LSD pourrait aider avec la dépression et l’anxiété

Les psychédéliques comme le LSD peuvent à nouveau avoir leur place en psychiatrie.

La recherche de l’université d’Adélaïde montre que l’état altéré de conscience et le manque temporaire d’ego qui résulte de l’utilisation de drogues psychédéliques pourraient aider à traiter l’anxiété, la dépression et les problèmes de toxicomanie.

En écrivant dans le magazine numérique provocateur Aeon, les auteurs de l’étude, le professeur Philip Gerrans et le récent docteur Ph.D. Chris Letheby disent qu’il y a de plus en plus de preuves suggérant que les expériences psychédéliques peuvent être vraiment «transformatrices».

« Nous en savons beaucoup sur la neurochimie des médicaments psychédéliques et leur fonctionnement sur le cerveau », explique le professeur Gerrans, qui a fait des recherches sur la représentation de soi dans les troubles psychiatriques.

« Ce qui est mal compris, c’est la relation plus complexe entre le cerveau, notre sens de soi et la façon dont nous percevons le monde. »

Dans un article publié récemment dans la revue Neuroscience of Consciousness, les deux philosophes expliquent comment les utilisateurs de drogues psychédéliques rapportent souvent que leur sentiment d’être soi ou «je» – distinct du reste du monde – a diminué ou complètement «dissous» .

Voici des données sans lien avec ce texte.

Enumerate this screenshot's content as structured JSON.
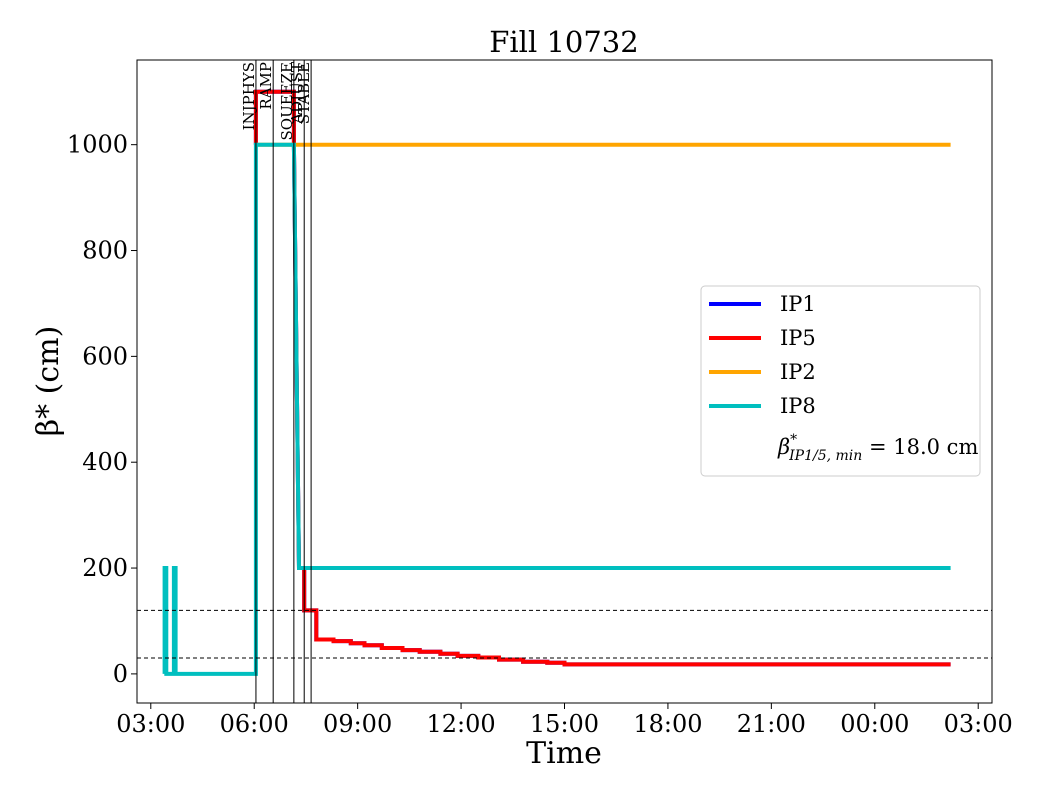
{
  "chart_data": {
    "type": "line",
    "title": "Fill 10732",
    "xlabel": "Time",
    "ylabel": "β* (cm)",
    "x_unit": "hours since 00:00 of the first day (values above 24 fall on the next day)",
    "xlim": [
      2.6,
      27.4
    ],
    "ylim": [
      -55,
      1160
    ],
    "xticks": [
      {
        "value": 3,
        "label": "03:00"
      },
      {
        "value": 6,
        "label": "06:00"
      },
      {
        "value": 9,
        "label": "09:00"
      },
      {
        "value": 12,
        "label": "12:00"
      },
      {
        "value": 15,
        "label": "15:00"
      },
      {
        "value": 18,
        "label": "18:00"
      },
      {
        "value": 21,
        "label": "21:00"
      },
      {
        "value": 24,
        "label": "00:00"
      },
      {
        "value": 27,
        "label": "03:00"
      }
    ],
    "yticks": [
      0,
      200,
      400,
      600,
      800,
      1000
    ],
    "grid": false,
    "legend_position": "center-right",
    "phases": [
      {
        "label": "INJPHYS",
        "x": 6.05
      },
      {
        "label": "RAMP",
        "x": 6.55
      },
      {
        "label": "SQUEEZE",
        "x": 7.15
      },
      {
        "label": "ADJUST",
        "x": 7.45
      },
      {
        "label": "STABLE",
        "x": 7.65
      }
    ],
    "hlines": [
      {
        "y": 120,
        "style": "dashed",
        "color": "#000000"
      },
      {
        "y": 30,
        "style": "dashed",
        "color": "#000000"
      }
    ],
    "series": [
      {
        "name": "IP1",
        "color": "#0000ff",
        "x": [
          6.05,
          6.05,
          7.15,
          7.15,
          7.3,
          7.45,
          7.45,
          7.8,
          7.8,
          8.3,
          8.3,
          8.8,
          8.8,
          9.2,
          9.2,
          9.7,
          9.7,
          10.3,
          10.3,
          10.8,
          10.8,
          11.4,
          11.4,
          11.9,
          11.9,
          12.5,
          12.5,
          13.1,
          13.1,
          13.8,
          13.8,
          14.5,
          14.5,
          15.0,
          15.0,
          26.2
        ],
        "y": [
          1000,
          1100,
          1100,
          1000,
          200,
          200,
          120,
          120,
          65,
          65,
          62,
          62,
          58,
          58,
          54,
          54,
          49,
          49,
          45,
          45,
          42,
          42,
          38,
          38,
          34,
          34,
          31,
          31,
          27,
          27,
          23,
          23,
          21,
          21,
          18,
          18
        ]
      },
      {
        "name": "IP5",
        "color": "#ff0000",
        "x": [
          6.05,
          6.05,
          7.15,
          7.15,
          7.3,
          7.45,
          7.45,
          7.8,
          7.8,
          8.3,
          8.3,
          8.8,
          8.8,
          9.2,
          9.2,
          9.7,
          9.7,
          10.3,
          10.3,
          10.8,
          10.8,
          11.4,
          11.4,
          11.9,
          11.9,
          12.5,
          12.5,
          13.1,
          13.1,
          13.8,
          13.8,
          14.5,
          14.5,
          15.0,
          15.0,
          26.2
        ],
        "y": [
          1000,
          1100,
          1100,
          1000,
          200,
          200,
          120,
          120,
          65,
          65,
          62,
          62,
          58,
          58,
          54,
          54,
          49,
          49,
          45,
          45,
          42,
          42,
          38,
          38,
          34,
          34,
          31,
          31,
          27,
          27,
          23,
          23,
          21,
          21,
          18,
          18
        ]
      },
      {
        "name": "IP2",
        "color": "#ffa500",
        "x": [
          6.05,
          26.2
        ],
        "y": [
          1000,
          1000
        ]
      },
      {
        "name": "IP8",
        "color": "#00bfbf",
        "x": [
          3.4,
          3.4,
          3.45,
          3.45,
          3.67,
          3.67,
          3.72,
          3.72,
          6.05,
          6.05,
          7.15,
          7.3,
          26.2
        ],
        "y": [
          0,
          200,
          200,
          0,
          0,
          200,
          200,
          0,
          0,
          1000,
          1000,
          200,
          200
        ]
      }
    ],
    "legend": {
      "entries": [
        {
          "label": "IP1",
          "color": "#0000ff",
          "kind": "line"
        },
        {
          "label": "IP5",
          "color": "#ff0000",
          "kind": "line"
        },
        {
          "label": "IP2",
          "color": "#ffa500",
          "kind": "line"
        },
        {
          "label": "IP8",
          "color": "#00bfbf",
          "kind": "line"
        }
      ],
      "note_symbol": "β",
      "note_sup": "*",
      "note_sub": "IP1/5, min",
      "note_rest": " = 18.0 cm"
    }
  }
}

Cette «dissolution de l’ego» se traduit par un moment de prise de conscience élargie, un sentiment dans lequel l’esprit est mis en contact plus directement et plus intensément avec le monde », explique le professeur Gerrans.

« Grâce à cette expérience, il sera peut-être possible de réorganiser les mécanismes de soi, ce qui pourrait à son tour changer les perspectives des gens ou leur vision du monde. »

Dr Letheby dit que l’une des raisons pour lesquelles les troubles psychiatriques sont si difficiles à secouer est qu’il est presque impossible pour les malades de voir les choses différemment.